Once again, Kim Jong-il is testing the resolve of the international community. The latest North Korean nuclear provocation - an underground detonation yesterday - is the biggest trial of the Obama administration's foreign policy and of China's newfound global status to date.
The stakes are high not only because Pyongyang's provocations undermine security in northeast Asia, but also because a critical issue facing the US is nuclear proliferation to Iran. Should North Korea acquire the status of a nuclear-weapons state, any effort to prevent the nuclearization of Iran would lose validity. Additionally the prospect of a nuclear Iran could unravel U.S. Middle East policy, threatening the survival of Israel as well as the security of Egypt, Saudi Arabia and the Persian Gulf oil-exporting states. For China, the stakes in North Korea are no less important. It has banked its credibility on restraining Pyongyang through the diplomatic process of the six-party talks on Kim’s nuclear program.
The Kim family dynasty's determination to secure its survival through the acquisition of nuclear weapons not only threatens South Korea, but also may provoke Japan (the only country that suffered an atomic bombing) to weaponize its advanced nuclear technology. Yet Kim has success doing what he has been doing in the past – winning foreign aid to stave off his people's hunger and provoking diplomatic apoplexy to feed his megalomania.

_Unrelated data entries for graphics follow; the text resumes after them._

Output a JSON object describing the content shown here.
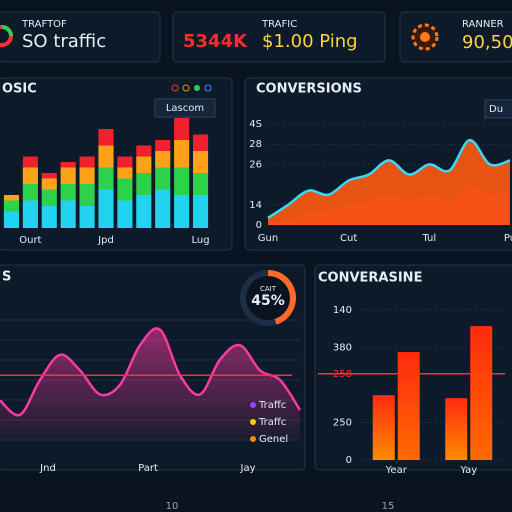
{
  "kpis": [
    {
      "label": "TRAFTOF",
      "value": "SO traffic"
    },
    {
      "big": "5344K",
      "label": "TRAFIC",
      "value": "$1.00 Ping"
    },
    {
      "label": "RANNER",
      "value": "90,50"
    }
  ],
  "chart_data": [
    {
      "type": "stacked-bar",
      "title": "OSIC",
      "legend": "Lascom",
      "categories": [
        null,
        "Ourt",
        null,
        null,
        null,
        "Jpd",
        null,
        null,
        null,
        null,
        "Lug"
      ],
      "ylim": [
        0,
        100
      ],
      "series": [
        {
          "color": "#22d3f0",
          "values": [
            15,
            25,
            20,
            25,
            20,
            35,
            25,
            30,
            35,
            30,
            30
          ]
        },
        {
          "color": "#2ed14a",
          "values": [
            10,
            15,
            15,
            15,
            20,
            20,
            20,
            20,
            20,
            25,
            20
          ]
        },
        {
          "color": "#ffa21a",
          "values": [
            5,
            15,
            10,
            15,
            15,
            20,
            10,
            15,
            15,
            25,
            20
          ]
        },
        {
          "color": "#f0202e",
          "values": [
            0,
            10,
            5,
            5,
            10,
            15,
            10,
            10,
            10,
            20,
            15
          ]
        }
      ]
    },
    {
      "type": "area",
      "title": "CONVERSIONS",
      "legend": "Du",
      "categories": [
        "Gun",
        null,
        null,
        null,
        "Cut",
        null,
        null,
        null,
        "Tul",
        null,
        null,
        null,
        "Pu"
      ],
      "ylim": [
        0,
        50
      ],
      "yticks": [
        {
          "value": 50,
          "label": "4S"
        },
        {
          "value": 40,
          "label": "28"
        },
        {
          "value": 30,
          "label": "26"
        },
        {
          "value": 10,
          "label": "14"
        },
        0
      ],
      "series": [
        {
          "color": "#b0105e",
          "values": [
            1,
            2.5,
            6.4,
            7.4,
            10,
            12,
            15,
            12,
            15,
            12,
            20,
            15,
            17
          ]
        },
        {
          "color": "#ff5a10",
          "line_color": "#38d8ff",
          "values": [
            3.5,
            10,
            17,
            15,
            22,
            25,
            32,
            25,
            30,
            27,
            42,
            30,
            32
          ]
        }
      ]
    },
    {
      "type": "line",
      "title": "S",
      "categories": [
        null,
        null,
        "Jnd",
        null,
        null,
        null,
        null,
        "Part",
        null,
        null,
        null,
        null,
        "Jay",
        null,
        null,
        null
      ],
      "ylim": [
        0,
        100
      ],
      "series": [
        {
          "color": "#ff3aa0",
          "values": [
            33,
            21,
            50,
            71,
            58,
            38,
            46,
            79,
            92,
            54,
            38,
            67,
            79,
            58,
            50,
            25
          ]
        }
      ],
      "reference_line": {
        "value": 54,
        "color": "#ff3030"
      },
      "legend": [
        {
          "name": "Traffc",
          "color": "#a040ff"
        },
        {
          "name": "Traffc",
          "color": "#ffcc00"
        },
        {
          "name": "Genel",
          "color": "#ff8a00"
        }
      ],
      "donut": {
        "label": "CAIT",
        "value": 45,
        "value_label": "45%"
      }
    },
    {
      "type": "grouped-bar",
      "title": "CONVERASINE",
      "categories": [
        "Year",
        "Yay"
      ],
      "ylim": [
        0,
        4
      ],
      "yticks": [
        {
          "value": 4,
          "label": "140"
        },
        {
          "value": 3,
          "label": "380"
        },
        {
          "value": 1,
          "label": "250"
        },
        0
      ],
      "threshold": {
        "value": 2.3,
        "label": "258",
        "color": "#ff3030"
      },
      "series": [
        {
          "color": "#ff8a00",
          "values": [
            1.73,
            1.65
          ]
        },
        {
          "color": "#ff6a00",
          "values": [
            2.88,
            3.57
          ]
        }
      ]
    }
  ],
  "footer_labels": [
    10,
    15
  ]
}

A unscrupulous dictator, Kim bankrolls his state by counterfeiting U.S. currency and the export of narcotics. He has no fuel for his factories and no foodstuff to feed his people yet finds the time to kidnap teenagers from the beaches of Japan. He goes through the motions of building nuclear reactors, then wins subsidized oil shipments from the outside world in return for suspending construction. With thousands of land-based missiles pointed at South Korea and 1.2 million soldiers under arms, Kim has long had the West over a barrel.
The response to the removal of North Korea from the U.S. list of countries supporting terrorism has been for Kim to renew his campaign of nuclear blackmail. He has no fear of the UN Security Council, whose resolutions he has defied on multiple occasions in the past five years.
With yesterday’s events broadcast through the global airways, North Korea created critical mass. No doubt a nuclear arms race in northeast Asia would undermine the U.S.-Japan security treaty and inflame a fear of Japanese militarism in the rest of Asia, especially in China, where bitter memories of Japan's aggression simmer just below the surface. It’s pretty safe to say that a scramble to acquire a nuclear stockpile in any region of the world is not what the international community is hoping for.
The only way to restrain Kim from his course is the joint and explicit cooperation of the rest of the participants in the six-party talks, led by China and the United States and supported by Russia, Japan and South Korea. China's swift condemnation of this week's nuclear test by North Korea signals that its patience is at an end.
In the coming days, we will see whether the international community can rise to the challenge. The limits of incentive-based diplomacy have been reached. The world must now tolerate imposing painful sanctions on Pyongyang. The price of inaction is too high. The risk of a war that would once again devastate the Korean Peninsula has deterred any military option. So it would seem that only close co-ordination between China and the United States to devise sanctions (such as a total energy embargo on a state that has no domestic source of oil) might constrain the continued operation of the North Korean regime without firing a shot. However it could also provoke a suicidal attack on South Korea or Japan from a power-crazed and desperate neighbour.
Kim threatens the world with the push of a button out of weakness, not strength. The world may ultimately be forced into an uncomfortable and uncharacteristic game of brinkmanship, because clearly it seems the international community is running out of options.